Les facteurs de risque :

  • La prédisposition génétique serait de loin le principal facteur de risque. On peut aussi retrouver les « facteurs familiaux » qui regroupe la génétique et l’environnement familial.
  • Un travail qui amène de la charge sur le rachis lombaire. Les résultats de certaines études suggèrent qu’il existe des preuves de qualités modérées d’une association entre la charge professionnelle et la dégénérescence discale. Il existe des preuves de qualités faibles ou très faibles entre la charge et la hauteur du disque, le bombement discal, les ostéophytes, les modifications de Modic, les nodules de Schmorl et d’autres anomalies de la plaque terminale. Bien qu’il semble y avoir une association modeste entre la charge professionnelle lourde et les résultats dégénératifs de la colonne vertébrale.
  • Un travail pénible qui réunit pression professionnelle et une mauvaise satisfaction au travail (avec une pression mentale qui pourrait augmenter la pression sur le disque ou alors entrainer des problèmes vasculaires qui vont diminuer la vascularisation du disque…).
  • La sédentarité (travail sédentaire ou manque d’activité physique) : l’inactivité physique est associée à des changements délétères dans la structure de la colonne lombo-sacrée. Le rétrécissement du disque intervertébral est une caractéristique de la discopathie dégénérative, suggérée par certains comme étant le facteur de risque structurel le plus important pour la lombalgie. Une étude a mis en évidence une relation dose-réponse entre l’inactivité physique et les anomalies structurelles de la colonne lombo-sacrée, notamment une hauteur de disque intervertébral faible et une augmentation de la présence de graisse dans les multifidus (>50 %). Les résultats confirment que dans une population adulte, l’inactivité physique est associée à une lombalgie de forte intensité et à l’invalidité.
  • Le tabagisme
  • Le surpoids et l’obésité augmentent le risque d’avoir des douleurs radiculaires et de type sciatique
  • Il semblerait que la taille soit aussi un facteur de risques avec plus de risque pour les personnes de plus d’1m90 comparativement à celle de moins d’1m79.
  • L’athérosclérose a un impact négatif sur le flux sanguin vers les vertèbres et les plateaux vertébraux, et l’athérosclérose de l’aorte abdominale a été associée à la dégénérescence discale et aux douleurs dorsales.

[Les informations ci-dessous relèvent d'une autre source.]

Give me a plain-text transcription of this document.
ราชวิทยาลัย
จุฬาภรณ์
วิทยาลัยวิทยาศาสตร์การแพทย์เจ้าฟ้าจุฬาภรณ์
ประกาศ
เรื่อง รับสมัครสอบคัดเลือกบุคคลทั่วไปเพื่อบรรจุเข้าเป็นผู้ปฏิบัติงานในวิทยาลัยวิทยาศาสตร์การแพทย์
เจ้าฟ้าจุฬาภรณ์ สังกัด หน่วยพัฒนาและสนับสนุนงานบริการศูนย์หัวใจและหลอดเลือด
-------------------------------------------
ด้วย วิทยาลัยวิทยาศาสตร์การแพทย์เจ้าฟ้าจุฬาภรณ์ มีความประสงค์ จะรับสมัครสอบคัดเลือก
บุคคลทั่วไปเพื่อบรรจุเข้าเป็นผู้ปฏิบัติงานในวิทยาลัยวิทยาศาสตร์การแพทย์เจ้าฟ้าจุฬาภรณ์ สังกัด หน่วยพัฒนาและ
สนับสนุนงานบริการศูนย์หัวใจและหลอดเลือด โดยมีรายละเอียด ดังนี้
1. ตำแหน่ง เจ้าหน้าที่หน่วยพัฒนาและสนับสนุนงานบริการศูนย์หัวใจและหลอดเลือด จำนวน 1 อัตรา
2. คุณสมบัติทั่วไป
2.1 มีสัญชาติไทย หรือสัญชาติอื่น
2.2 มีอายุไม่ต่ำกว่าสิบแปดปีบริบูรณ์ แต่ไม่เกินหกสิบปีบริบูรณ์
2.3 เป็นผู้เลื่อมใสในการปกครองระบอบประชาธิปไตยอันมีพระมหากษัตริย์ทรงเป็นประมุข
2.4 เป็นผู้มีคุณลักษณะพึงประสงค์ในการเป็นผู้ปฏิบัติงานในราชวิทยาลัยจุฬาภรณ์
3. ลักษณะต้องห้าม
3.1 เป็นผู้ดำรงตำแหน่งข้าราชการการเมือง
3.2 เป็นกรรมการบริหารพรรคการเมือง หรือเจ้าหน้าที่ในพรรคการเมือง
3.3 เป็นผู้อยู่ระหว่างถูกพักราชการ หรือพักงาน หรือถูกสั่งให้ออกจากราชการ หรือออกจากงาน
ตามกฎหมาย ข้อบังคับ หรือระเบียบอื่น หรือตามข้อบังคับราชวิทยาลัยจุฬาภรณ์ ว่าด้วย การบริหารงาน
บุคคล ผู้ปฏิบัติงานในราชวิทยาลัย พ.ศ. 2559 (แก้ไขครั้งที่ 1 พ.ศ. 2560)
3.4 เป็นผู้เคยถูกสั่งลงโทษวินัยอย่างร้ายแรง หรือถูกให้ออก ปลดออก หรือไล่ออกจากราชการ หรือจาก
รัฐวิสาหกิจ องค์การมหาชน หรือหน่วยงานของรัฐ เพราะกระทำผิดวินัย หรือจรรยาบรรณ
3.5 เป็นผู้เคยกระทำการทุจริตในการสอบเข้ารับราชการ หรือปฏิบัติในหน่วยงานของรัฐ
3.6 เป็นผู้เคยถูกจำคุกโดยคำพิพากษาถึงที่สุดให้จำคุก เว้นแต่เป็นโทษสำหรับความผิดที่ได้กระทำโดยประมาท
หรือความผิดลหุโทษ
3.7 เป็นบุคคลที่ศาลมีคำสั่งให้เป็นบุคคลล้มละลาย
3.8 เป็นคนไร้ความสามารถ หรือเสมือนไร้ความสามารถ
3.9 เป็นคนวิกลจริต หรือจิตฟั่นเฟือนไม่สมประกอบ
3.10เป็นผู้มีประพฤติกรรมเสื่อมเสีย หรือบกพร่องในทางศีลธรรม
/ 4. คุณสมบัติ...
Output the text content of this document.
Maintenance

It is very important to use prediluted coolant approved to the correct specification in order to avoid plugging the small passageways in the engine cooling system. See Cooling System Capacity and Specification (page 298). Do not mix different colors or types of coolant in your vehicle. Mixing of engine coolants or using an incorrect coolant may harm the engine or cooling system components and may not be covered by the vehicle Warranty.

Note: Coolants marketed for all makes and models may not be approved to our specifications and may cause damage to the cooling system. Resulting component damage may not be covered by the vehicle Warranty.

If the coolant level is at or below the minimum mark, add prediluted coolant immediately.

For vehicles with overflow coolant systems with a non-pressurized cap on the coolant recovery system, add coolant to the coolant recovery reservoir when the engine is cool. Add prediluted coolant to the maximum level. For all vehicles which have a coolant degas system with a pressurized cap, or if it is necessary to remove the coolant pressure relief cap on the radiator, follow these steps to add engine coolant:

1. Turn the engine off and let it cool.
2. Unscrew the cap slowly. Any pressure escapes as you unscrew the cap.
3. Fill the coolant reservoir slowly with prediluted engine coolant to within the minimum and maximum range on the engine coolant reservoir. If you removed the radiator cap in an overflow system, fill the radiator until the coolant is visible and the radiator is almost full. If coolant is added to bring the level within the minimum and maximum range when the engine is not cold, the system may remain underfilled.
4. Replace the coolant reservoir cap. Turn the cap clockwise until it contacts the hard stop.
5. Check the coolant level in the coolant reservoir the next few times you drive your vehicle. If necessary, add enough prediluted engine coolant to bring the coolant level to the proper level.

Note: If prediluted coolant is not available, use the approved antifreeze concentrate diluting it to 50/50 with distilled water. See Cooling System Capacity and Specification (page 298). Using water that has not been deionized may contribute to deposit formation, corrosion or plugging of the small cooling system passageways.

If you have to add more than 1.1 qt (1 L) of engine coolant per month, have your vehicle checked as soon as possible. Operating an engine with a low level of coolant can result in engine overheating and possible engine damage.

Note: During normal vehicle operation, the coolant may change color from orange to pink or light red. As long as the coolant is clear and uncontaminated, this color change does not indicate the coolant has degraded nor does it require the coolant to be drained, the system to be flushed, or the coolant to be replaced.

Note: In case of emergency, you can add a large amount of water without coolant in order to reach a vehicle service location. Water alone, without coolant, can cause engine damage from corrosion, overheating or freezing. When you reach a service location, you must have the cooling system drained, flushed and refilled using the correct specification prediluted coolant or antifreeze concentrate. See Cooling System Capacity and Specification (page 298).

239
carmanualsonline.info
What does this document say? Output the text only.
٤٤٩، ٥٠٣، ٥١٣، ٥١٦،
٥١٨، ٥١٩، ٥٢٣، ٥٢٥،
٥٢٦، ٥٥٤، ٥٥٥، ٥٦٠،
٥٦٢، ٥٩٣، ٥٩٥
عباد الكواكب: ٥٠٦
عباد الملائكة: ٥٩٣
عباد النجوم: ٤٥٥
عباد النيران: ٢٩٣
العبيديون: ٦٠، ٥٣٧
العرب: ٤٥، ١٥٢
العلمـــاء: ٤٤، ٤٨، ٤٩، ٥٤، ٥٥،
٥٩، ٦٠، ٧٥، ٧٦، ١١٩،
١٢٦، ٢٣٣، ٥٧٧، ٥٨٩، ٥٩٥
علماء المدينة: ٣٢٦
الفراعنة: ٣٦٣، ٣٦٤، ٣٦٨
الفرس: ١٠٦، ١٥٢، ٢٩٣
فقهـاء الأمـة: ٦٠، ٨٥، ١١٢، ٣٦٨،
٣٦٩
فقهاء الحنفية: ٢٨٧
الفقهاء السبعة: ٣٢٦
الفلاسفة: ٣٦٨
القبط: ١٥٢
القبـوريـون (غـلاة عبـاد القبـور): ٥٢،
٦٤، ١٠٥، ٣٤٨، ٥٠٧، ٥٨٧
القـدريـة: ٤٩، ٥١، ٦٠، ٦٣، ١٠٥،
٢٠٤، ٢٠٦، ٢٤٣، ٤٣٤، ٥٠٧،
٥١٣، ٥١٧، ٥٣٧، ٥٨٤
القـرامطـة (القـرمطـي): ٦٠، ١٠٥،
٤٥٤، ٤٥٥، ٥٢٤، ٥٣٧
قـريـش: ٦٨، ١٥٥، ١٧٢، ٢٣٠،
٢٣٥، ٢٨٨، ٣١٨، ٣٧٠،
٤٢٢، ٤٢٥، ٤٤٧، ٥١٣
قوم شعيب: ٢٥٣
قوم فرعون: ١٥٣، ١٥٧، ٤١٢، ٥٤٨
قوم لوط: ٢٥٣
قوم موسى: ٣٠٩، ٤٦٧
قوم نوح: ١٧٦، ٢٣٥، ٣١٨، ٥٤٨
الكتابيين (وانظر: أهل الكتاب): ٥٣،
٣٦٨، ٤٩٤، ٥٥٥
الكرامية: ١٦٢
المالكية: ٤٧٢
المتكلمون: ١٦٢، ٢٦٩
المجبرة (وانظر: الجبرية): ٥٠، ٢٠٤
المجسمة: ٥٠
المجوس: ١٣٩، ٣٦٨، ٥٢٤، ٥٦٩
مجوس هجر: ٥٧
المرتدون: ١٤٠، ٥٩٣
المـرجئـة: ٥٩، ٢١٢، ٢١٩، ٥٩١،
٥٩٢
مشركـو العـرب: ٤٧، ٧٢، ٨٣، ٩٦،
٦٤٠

Dorénavant, vous connaissez les facteurs de risques d’atteintes discales. Cependant, même si le caractère le plus important n’est pas un facteur modifiable, à savoir, la génétique, plusieurs facteurs en revanche, le sont.

4) Petits rappels sur la physiologie de la nutrition du disque intervertébral

Avant de passer sur l’activité physique et la santé du disque, je vais faire des rappels sur la nutrition du disque, qui permettent d’expliquer comment et quelle activité peut être bénéfique pour le disque.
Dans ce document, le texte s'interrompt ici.